Sometimes you just have to walk away. It's totally shit, but people change and if she is feeling resentment that has lasted for 2+ years, chances are that wont change. If you keep chasing her, it will leave you feeling like crap & everytime you meet up and the subject rises, you will feel like crap. Is it really worth it?

Truckingonandon · 02/09/2018 15:52

She said, give me a day next week that you're free and I'll come round but I was just a bit vague, as I was so upset with what she'd done that I didn't want to commit to anything.

OP posts:
allthgoodusernamesaretaken · 02/09/2018 15:52

She fell out with me for want of a better expression over money and since then things have never been the same

probably time to move on, but it doesn't belittle the friendship you had in the past. hold on to the happy memories

Truckingonandon · 02/09/2018 15:54

No shit - thank you and yes, I'm getting to the point of thinking is it even worth it. We were thick as thieves though for nearly 30 years. Hard to just walk away from it all. Your mates are so important.

OP posts:
Missingstreetlife · 02/09/2018 15:55

It's hard. Put it on the back burner for a while, see what happens.

Holidayshopping · 02/09/2018 15:57

She doesn’t sound like much of a mate any more though. Do you have others?

More importantly-what job did you do where you can afford to not work any more in your mid 40s-I’m jealous!

Aeroflotgirl · 02/09/2018 15:58

She sounds very flaky, I would just step back now, distance yourself from her.

Ansumpasty · 02/09/2018 15:59

She does sound like a shitty friend.
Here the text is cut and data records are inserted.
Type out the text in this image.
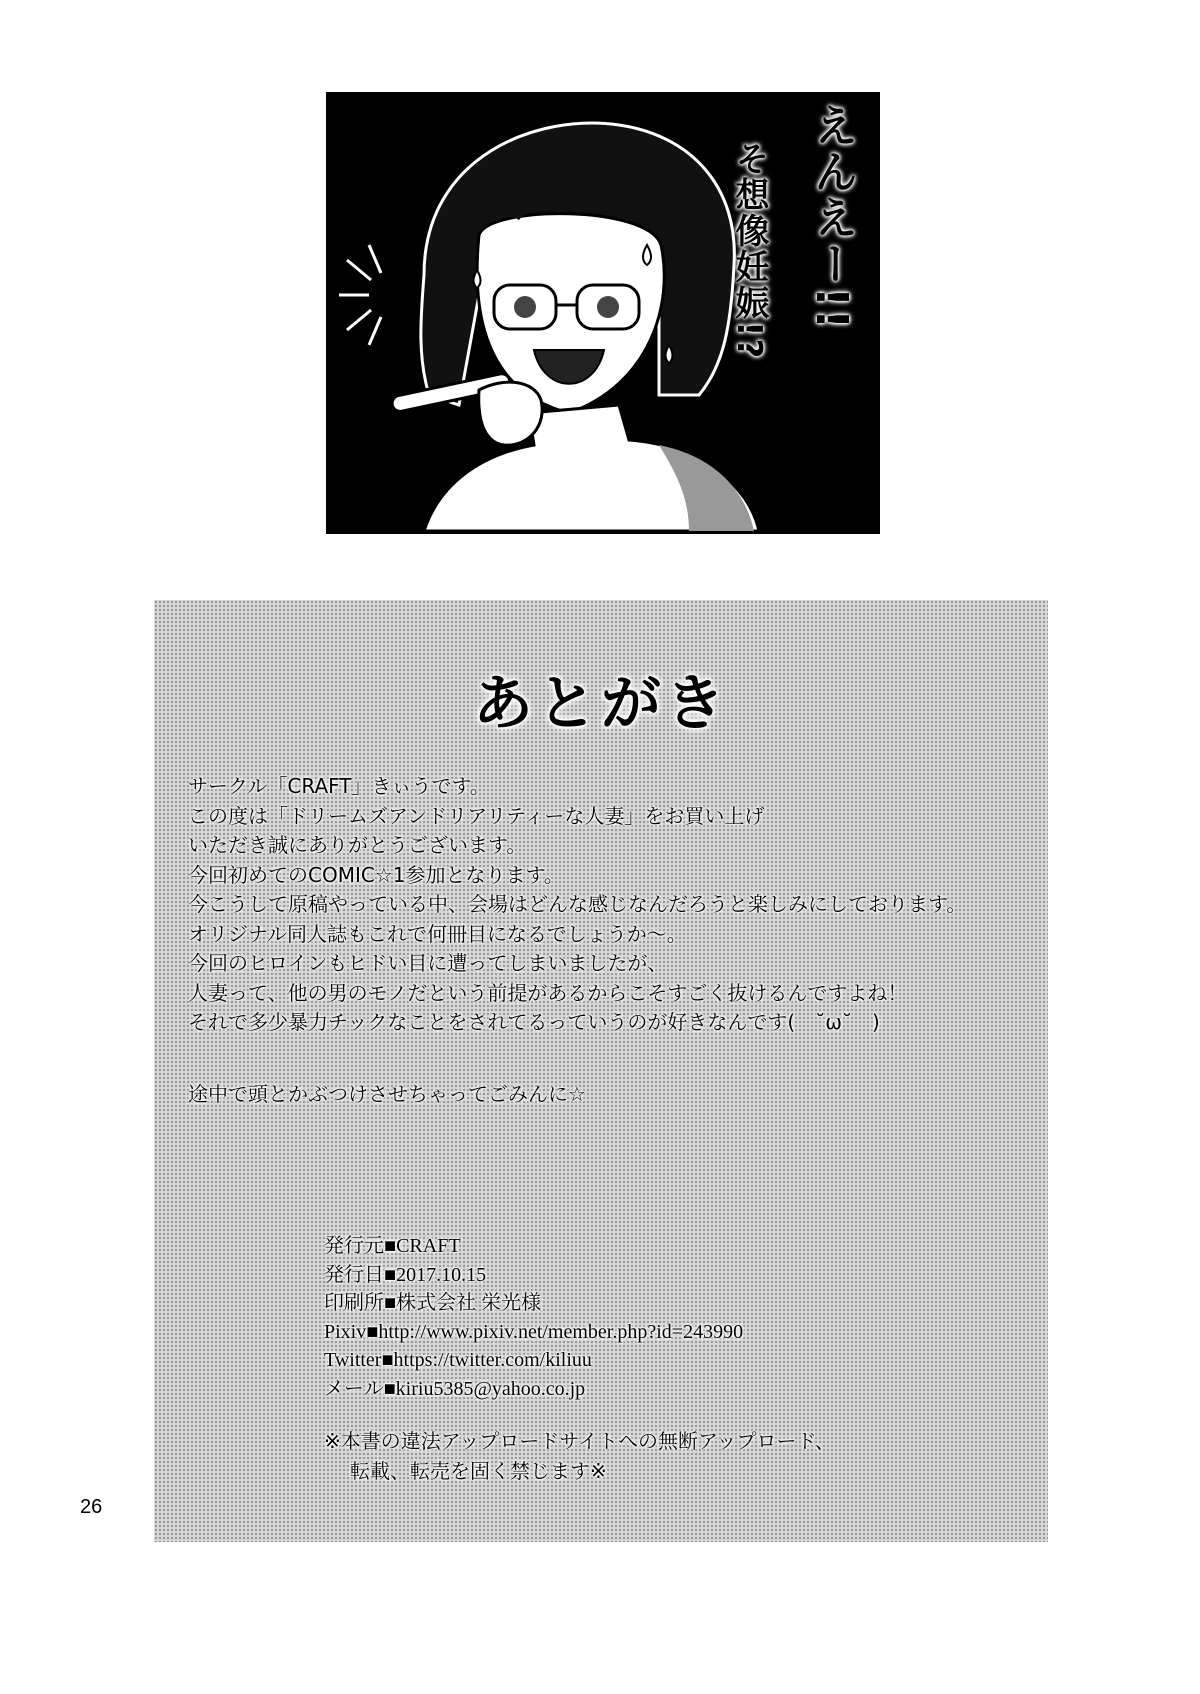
えんえー!!
そ想像妊娠!?
あとがき
サークル「CRAFT」きぃうです。
この度は「ドリームズアンドリアリティーな人妻」をお買い上げ
いただき誠にありがとうございます。
今回初めてのCOMIC☆1参加となります。
今こうして原稿やっている中、会場はどんな感じなんだろうと楽しみにしております。
オリジナル同人誌もこれで何冊目になるでしょうか〜。
今回のヒロインもヒドい目に遭ってしまいましたが、
人妻って、他の男のモノだという前提があるからこそすごく抜けるんですよね！
それで多少暴力チックなことをされてるっていうのが好きなんです(　˘ω˘　)
途中で頭とかぶつけさせちゃってごみんに☆
発行元■CRAFT
発行日■2017.10.15
印刷所■株式会社 栄光様
Pixiv■http://www.pixiv.net/member.php?id=243990
Twitter■https://twitter.com/kiliuu
メール■kiriu5385@yahoo.co.jp
※本書の違法アップロードサイトへの無断アップロード、
転載、転売を固く禁じます※
26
I wouldn’t necessarily cut her out but I’d be dubious to rely on her again.
Sorry she ruined your birthday Wine

Sugarpiehoneyeye · 02/09/2018 16:04

It would probably be easier to move on OP, but, is this boyfriend new, is he controlling ? If not, it's probably run its course.🌸

redshoeblueshoe · 02/09/2018 16:05

I was friends with someone for over 30 years, then she did some thing that I didn't approve of (in fact every one told her she was out of order), she decided she wanted nothing more to do with me.

The more I thought about it the more I realised I should have let it go years ago.

Sometimes friendships just become a habit.
Good luck whatever you decide, and happy birthday

TheCakeCrusader · 02/09/2018 16:13

Sounds like the friendship may have run its course. I would put it on the back burner too - if she still really values the friendship, she’ll make the effort rather than keep putting the ball back in your court and then letting you down.

It’s sad when a friendship breaks down because of financial jealousy.

3girlmama · 02/09/2018 16:34

Friendships do run their course sometimes unfortunately. Sad but true. Just don't go out if your way to contact her and arrange things. If she comes to you then that's good but try to focus more on friends who are there now for you x

Truckingonandon · 02/09/2018 18:02

The boyfriend has been on the scene about a year. Not controlling in the slightest. Mate had given up on relationships after a 20 year marriage went sour. She'd been single a long time and so is now pleased to be with someone (she likes him a lot but doesn't love him and is with him largely cos of fanatical security). I can't put the blame on him for commandeering her time cos this all started a couple of years ago. That said, she won't really do anything much at the weekends other than see him now. I can't abide women who do this but I've never said a word to her about it.

OP posts:
Truckingonandon · 02/09/2018 18:04

I'm going to have to step back I think. No other choice really.

OP posts:
Angelf1sh · 02/09/2018 18:07

I’d let it go. It’s a shame but not all friendships last.